Das war zwar gefährlich, doch als noch gefährlicher galt es unter den Schlammenschen, einem Feind gegenüber Schwäche zu zeigen. Ebensogut hätte man darum bitten können, im Schlaf ermordet zu werden. Das Zeigen von Schwäche nahm einem das Recht, einem Widersacher offen gegenüberzutreten. Die Ehre verlangte, daß man seine Stärke öffentlich in Frage stellte. Sie hatte dies getan, von daher verlangte der Ehrenkodex, daß jede Herausforderung seinerseits auf gleiche Weise geschehen müsse.
»Von jetzt an«, sagte sie, »wirst du dir meinen Respekt verdienen müssen, wenn du ihn willst.«
Chandalen riß seine Faust bis zum Ohr zurück, bereit zuzuschlagen.
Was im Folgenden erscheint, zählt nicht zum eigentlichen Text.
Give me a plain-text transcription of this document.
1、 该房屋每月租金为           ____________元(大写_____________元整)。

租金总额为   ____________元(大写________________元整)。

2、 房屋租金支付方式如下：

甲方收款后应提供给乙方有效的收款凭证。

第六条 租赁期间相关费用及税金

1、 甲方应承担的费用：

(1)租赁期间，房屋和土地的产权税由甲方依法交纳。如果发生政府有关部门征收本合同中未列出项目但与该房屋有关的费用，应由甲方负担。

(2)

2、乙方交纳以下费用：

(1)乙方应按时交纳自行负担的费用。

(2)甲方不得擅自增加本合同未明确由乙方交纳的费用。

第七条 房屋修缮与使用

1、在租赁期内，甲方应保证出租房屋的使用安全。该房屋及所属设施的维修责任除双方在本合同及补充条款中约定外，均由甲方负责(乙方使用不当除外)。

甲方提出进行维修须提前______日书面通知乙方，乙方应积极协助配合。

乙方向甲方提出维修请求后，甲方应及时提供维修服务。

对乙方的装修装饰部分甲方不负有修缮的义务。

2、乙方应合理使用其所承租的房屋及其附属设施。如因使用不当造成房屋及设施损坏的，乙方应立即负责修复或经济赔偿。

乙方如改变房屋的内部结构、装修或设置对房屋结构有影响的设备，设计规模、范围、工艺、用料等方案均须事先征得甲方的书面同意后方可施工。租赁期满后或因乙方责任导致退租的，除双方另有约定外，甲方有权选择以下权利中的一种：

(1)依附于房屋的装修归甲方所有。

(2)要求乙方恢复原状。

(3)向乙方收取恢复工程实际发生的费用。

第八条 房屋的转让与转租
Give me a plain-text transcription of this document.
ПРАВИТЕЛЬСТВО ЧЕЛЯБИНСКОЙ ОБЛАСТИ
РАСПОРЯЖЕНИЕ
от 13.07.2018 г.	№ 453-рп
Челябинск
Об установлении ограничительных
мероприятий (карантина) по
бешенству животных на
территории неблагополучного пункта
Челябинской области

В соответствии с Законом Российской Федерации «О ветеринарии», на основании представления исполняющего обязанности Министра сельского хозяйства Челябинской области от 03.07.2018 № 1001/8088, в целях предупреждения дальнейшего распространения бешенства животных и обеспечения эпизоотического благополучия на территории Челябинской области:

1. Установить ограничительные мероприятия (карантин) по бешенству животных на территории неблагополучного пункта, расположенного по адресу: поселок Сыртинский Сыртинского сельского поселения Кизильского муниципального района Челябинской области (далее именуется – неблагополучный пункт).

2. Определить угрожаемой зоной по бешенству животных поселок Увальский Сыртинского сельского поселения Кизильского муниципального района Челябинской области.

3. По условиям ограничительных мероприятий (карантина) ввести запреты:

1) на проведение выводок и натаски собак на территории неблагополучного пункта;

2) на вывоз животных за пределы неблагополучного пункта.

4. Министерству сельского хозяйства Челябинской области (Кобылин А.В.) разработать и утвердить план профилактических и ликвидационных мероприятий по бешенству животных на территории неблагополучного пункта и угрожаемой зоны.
Kahlan hielt ihm das Kinn hin. »Sieh an. Du hast dich also entschieden, Respekt vor meiner Stärke zu bekunden?«
Sein wütender Blick fiel auf etwas hinter ihr. Seine Jäger fuhren zusammen und bohrten die Knaufe ihrer Speere widerstrebend in den Boden. Kahlan drehte sich um und erblickte ungefähr fünfzig Männer mit gespannten Bögen. Sämtliche Pfeile waren auf Chandalen und seine neun Männer gerichtet.
»Ach«, höhnte Chandalen, »du bist also gar nicht so stark. Du mußt andere bitten, daß sie dir den Rücken stärken?«
»Senkt eure Waffen«, rief sie den Männern hinter sich zu. »Niemand wird für mich seine Waffe gegen diese Männer hier erheben. Niemand. Das ist ausschließlich eine Sache zwischen mir und Chandalen.«
Widerstrebend senkten sich die Bögen, und die Pfeile fielen klappernd zurück in die Köcher.
Chandalen verschränkte erneut die Arme. »Du bist gar nicht so stark. Du versteckst dich sogar hinter dem Schwert des Suchers.«
Kahlan schlug ihm die Hand auf den Unterarm und packte kräftig zu. Chandalen erstarrte und riß die Augen auf. Es galt als unverhohlene Drohung, wenn ein Konfessor jemanden auf diese Weise mit der Hand berührte, und so hatte Chandalen es auch verstanden. Bei aller Verachtung für sie war er nicht so dumm, auch nur einen Muskel zu rühren. So schnell wie ihre Gedanken war er nicht, und das war alles, was sie brauchte.
Leise zischte sie ihn an: »Ich habe im vergangenen Jahr mehr Männer getötet, als du dich fälschlicherweise rühmst, in deinem gesamten Leben getötet zu haben. Solltest du jemals versuchen, Richard etwas anzutun, werde ich dich umbringen.« Sie beugte sich zu ihm vor. »Selbst wenn du es wagen solltest, diesen Gedanken nur laut auszusprechen, und mir das zu Ohren kommt — werde ich dich umbringen.«
Sie ließ den Blick bewußt langsam über die Jäger schweifen und musterte sie. »Ich strecke jedem von euch meine Hand in Freundschaft entgegen. Erhebt sich aber eine Hand von euch mit einem Messer gegen mich, so werde ich den Betreffenden töten, wie ich Toffalar getötet habe. Ich bin die Mutter Konfessor — glaubt nicht, ich könnte das nicht. Oder würde es nicht tun.«
Sie hielt dem Blick jedes einzelnen Jägers stand, bis diese nickten — zum Zeichen, daß sie verstanden hatten. Schließlich traf ihr stechender Blick Chandalen. Ihr Griff wurde fester. Er schluckte. Endlich nickte auch er.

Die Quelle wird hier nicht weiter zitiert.